Pordenone: alla Somsi la conferenza "La pandemia insegna: irrobustire e innovare l’assistenza territoriale"
Il dibattito in programma venerdì 20 maggio organizzato da Storica Società Operaia di Pordenone e Associazione In buona salute con i medici Giorgio Siro Carniello, Luciano Pletti, Lorenza Ulian. Con un focus su Case della Comunità e Ospedali di Comunità previsti dal Pnrr
Una delle lezioni che abbiamo imparato dalla pandemia da Covid-19 è stata l’importanza di irrobustire e innovare l’assistenza sanitaria territoriale. Sarà una riflessione sul futuro l’appuntamento in programma venerdì 20 maggio alle 18 al Centro culturale di Palazzo Gregoris di Pordenone, organizzato da Storica Società Operaia e Associazione In buona Salute con il contributo della Regione Friuli Venezia Giulia e del Comune di Pordenone, a ingresso libero. Titolo dell’incontro sarà appunto “La lezione della pandemia: irrobustire e innovare l’assistenza territoriale” con l’intervento di Giorgio Siro Carniello, presidente di Credima (la mutua di Friulovest Banca) e già Direttore del Dipartimento di Assistenza Primaria Azienda Sanitaria Friuli Occidentale Pordenone, di Luciano Pletti vicepresidente di CARD Italia (Confederazioni Associazioni Regionali di Distretto) e presidente di CARD FVG, con la moderazione di Lorenza Ulian, già psicologa del Dipartimento delle Dipendenze e Salute Mentale Azienda Sanitaria Friuli Occidentale Pordenone.
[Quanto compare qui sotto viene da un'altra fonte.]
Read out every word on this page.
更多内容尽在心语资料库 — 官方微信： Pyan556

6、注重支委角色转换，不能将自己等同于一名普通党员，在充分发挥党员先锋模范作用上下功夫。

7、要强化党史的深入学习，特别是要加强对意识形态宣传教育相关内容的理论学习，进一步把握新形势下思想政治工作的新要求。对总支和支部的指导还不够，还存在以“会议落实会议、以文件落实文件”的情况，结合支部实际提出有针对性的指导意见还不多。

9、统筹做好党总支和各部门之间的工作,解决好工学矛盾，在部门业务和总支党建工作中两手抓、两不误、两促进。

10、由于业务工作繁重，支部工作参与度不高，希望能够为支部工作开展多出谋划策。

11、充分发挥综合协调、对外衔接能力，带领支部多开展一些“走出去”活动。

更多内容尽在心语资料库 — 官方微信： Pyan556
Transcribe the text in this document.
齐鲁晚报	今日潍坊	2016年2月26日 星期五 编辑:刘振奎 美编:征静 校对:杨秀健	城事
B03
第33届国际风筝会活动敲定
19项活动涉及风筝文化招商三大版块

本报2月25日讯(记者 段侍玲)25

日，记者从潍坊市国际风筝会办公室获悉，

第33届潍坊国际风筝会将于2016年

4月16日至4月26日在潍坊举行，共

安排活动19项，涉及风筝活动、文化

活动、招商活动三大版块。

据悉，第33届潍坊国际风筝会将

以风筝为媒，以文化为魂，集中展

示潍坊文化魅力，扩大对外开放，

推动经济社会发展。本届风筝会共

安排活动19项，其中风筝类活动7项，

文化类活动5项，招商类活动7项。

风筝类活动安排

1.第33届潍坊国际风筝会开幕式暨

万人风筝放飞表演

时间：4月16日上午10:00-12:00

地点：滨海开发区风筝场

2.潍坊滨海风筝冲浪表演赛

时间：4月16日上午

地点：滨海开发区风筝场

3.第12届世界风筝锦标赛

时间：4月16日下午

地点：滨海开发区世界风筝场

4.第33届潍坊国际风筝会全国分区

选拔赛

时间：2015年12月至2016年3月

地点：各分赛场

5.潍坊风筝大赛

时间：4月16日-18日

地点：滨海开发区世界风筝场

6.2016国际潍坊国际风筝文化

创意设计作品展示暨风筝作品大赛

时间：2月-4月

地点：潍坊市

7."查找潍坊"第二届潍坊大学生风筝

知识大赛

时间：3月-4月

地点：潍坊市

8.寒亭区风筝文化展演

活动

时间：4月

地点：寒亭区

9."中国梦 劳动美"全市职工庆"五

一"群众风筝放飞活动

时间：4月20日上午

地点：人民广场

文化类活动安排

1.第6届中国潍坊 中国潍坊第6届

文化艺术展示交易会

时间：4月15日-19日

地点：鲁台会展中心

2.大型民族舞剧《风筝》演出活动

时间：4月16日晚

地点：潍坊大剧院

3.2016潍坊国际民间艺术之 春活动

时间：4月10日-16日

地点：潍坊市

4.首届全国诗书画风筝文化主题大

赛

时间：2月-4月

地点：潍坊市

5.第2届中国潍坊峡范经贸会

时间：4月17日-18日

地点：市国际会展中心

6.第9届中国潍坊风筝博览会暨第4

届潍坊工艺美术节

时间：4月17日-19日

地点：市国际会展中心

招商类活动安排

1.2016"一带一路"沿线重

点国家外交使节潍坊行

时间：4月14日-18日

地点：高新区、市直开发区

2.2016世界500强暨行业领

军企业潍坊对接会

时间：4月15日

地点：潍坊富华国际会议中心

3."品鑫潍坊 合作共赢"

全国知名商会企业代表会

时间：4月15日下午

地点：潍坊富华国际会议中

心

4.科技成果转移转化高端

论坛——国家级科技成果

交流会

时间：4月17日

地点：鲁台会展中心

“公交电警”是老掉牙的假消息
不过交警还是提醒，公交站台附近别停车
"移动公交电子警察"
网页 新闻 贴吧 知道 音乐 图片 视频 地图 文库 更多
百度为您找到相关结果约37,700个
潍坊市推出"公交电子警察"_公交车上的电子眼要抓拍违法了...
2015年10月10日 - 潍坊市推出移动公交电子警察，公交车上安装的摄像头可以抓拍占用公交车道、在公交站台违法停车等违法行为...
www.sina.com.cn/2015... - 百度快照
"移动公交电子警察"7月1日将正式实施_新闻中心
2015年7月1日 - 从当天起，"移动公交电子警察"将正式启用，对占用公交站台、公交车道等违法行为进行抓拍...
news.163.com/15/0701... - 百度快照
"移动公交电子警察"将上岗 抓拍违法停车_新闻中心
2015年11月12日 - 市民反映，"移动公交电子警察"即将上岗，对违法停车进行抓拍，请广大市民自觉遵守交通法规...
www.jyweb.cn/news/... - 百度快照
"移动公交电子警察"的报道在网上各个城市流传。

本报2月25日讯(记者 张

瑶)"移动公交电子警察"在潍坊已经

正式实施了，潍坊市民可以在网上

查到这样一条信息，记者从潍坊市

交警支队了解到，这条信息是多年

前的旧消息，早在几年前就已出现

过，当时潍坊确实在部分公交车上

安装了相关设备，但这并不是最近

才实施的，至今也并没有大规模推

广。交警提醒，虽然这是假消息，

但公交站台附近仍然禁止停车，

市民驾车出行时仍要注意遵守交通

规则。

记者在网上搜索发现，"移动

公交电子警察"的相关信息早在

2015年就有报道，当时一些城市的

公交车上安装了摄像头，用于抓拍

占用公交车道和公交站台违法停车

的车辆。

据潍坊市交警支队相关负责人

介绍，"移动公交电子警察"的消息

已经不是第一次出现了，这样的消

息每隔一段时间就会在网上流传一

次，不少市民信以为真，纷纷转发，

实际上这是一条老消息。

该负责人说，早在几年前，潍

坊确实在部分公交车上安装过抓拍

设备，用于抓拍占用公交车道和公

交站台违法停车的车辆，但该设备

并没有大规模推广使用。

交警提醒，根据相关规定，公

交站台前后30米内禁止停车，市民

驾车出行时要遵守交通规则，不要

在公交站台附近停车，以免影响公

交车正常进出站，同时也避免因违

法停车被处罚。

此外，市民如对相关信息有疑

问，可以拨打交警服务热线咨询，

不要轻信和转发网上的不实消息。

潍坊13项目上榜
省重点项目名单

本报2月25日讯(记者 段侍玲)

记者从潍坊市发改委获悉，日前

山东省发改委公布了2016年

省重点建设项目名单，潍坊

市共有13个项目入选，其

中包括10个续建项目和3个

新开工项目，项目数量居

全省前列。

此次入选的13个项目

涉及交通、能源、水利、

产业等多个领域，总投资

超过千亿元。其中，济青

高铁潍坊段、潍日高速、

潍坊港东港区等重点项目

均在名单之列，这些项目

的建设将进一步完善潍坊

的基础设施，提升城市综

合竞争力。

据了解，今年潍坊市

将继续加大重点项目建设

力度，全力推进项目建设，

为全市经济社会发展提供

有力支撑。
La pandemia dovuta all’infezione del virus Sars-Cov-2 (Covid-19) ha rappresentato un formidabile stress test per il nostro Servizio Sanitario Nazionale, mettendone in risalto luci e ombre. Molti degli elementi di forza e di debolezza erano noti già prima della pandemia che ha finito per confermare quanto in larga misura si sapeva. Nonostante la transizione epidemiologica (aumento della cronicità, come condizione e malattia) e quella demografica (invecchiamento della popolazione) suggeriscano un radicale riorientamento dell’offerta sanitaria e dunque l’irrobustimento delle attività e dei servizi territoriali, in realtà il Sistema sanitario nazionale italiano rimane ancora fortemente “ospedalecentrico”.
Nel linguaggio corrente, in sanità, con il termine “territorio” si identifica tutto ciò che sta fuori dell’ospedale. Come se questo “tutto”, fosse riconducibile a funzioni e ad attività ben note e definite che non c’è bisogno di declinare. In questo modo, un termine che dovrebbe comprendere un insieme molto differenziato e specifico di funzioni, viene in realtà ricondotto a una sorta di generica categoria di fatto residuale, o meglio accessoria. C’è l’ospedale e poi tutto il resto, cioè il territorio. Dopo anni di contrazione della spesa sanitaria pubblica (la spesa sanitaria pubblica in Italia, in termini relativi sul PIL, rimane piuttosto bassa se paragonata a quella di altri Paesi europei) il cosidetto “territorio” appare più che mai debole, con scarso e spesso inesistente raccordo tra servizi ospedalieri e territoriali e debole presa in carico dei pazienti con patologie croniche.
La pandemia sembra abbia fatto esplodere una incontenibile “voglia” di territorio. Il Pnrr si pone nella direzione di un’assistenza territoriale innovata e irrobustita che nella componente 1 della missione 6 recita: “Gli interventi di questa componente intendono rafforzare le prestazioni erogate sul territorio grazie al potenziamento e alla creazione di strutture e presidi territoriali (come le Case della Comunità e gli Ospedali di Comunità), il rafforzamento dell’assistenza domiciliare e una più efficace integrazione con tutti i servizi socio-sanitari”. Una rivoluzione sembra coinvolgere l’intero territorio.
Sorgono dunque delle domande sulla gestione e su chi avrà la responsabilità di queste strutture.